A collective anomaly occurs where single datapoints looked at in isolation appear normal. When you look at a group of these datapoints, however, unexpected patterns, behaviours, or results become clear.
An irregular heart beat is an example of a collective anomaly.
Those unexpected occurrences could be, for example, events occurring in an order or in a combination that is unexpected.
We can use potential credit card fraud as our example again. This would occur where multiple purchases appear to fit within normal spending activity when looked at individually. When you look at these purchases as a group, however, unusual patterns and behaviour can appear.
Instead of looking at specific datapoints or groups of data, an algorithm looking for contextual anomalies will be interested in unexpected results that come from what appears to be normal activity.
The crucial element here is context: Are the results out of context?
Example of contextual anomaly detection using the Twitter AnomalyDetection package in R
A good example in this instance is a network intrusion attempt. An algorithm looking for contextual anomalies will have a baseline of activity that provides it with normal parameters. This could, for example, show the expected levels of traffic accessing the network at various times of the day.
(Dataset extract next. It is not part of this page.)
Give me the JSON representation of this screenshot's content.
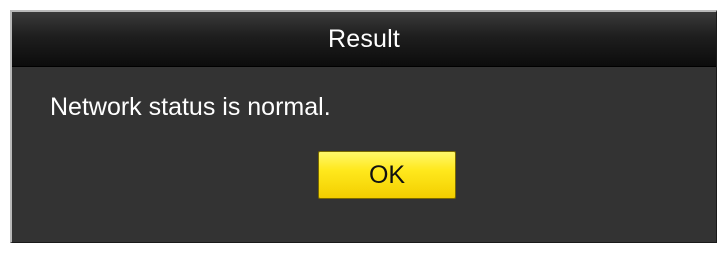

Traffic might be at its lowest in the early hours of the morning. Therefore, a spike in traffic at 3 a.m. is a contextual anomaly that warrants further action and/or investigation as it could indicate a network intrusion attempt.
In other words, accessing the network in itself was a completely normal event. Having such high levels of traffic at three in the morning, however, was unusual; it was an anomaly.
Anomaly detection is one of the most interesting applications of data science. There are many applications of anomaly detection like fraud detection, social media monitoring, and more. Anomaly detection makes this data not only useful but powerful.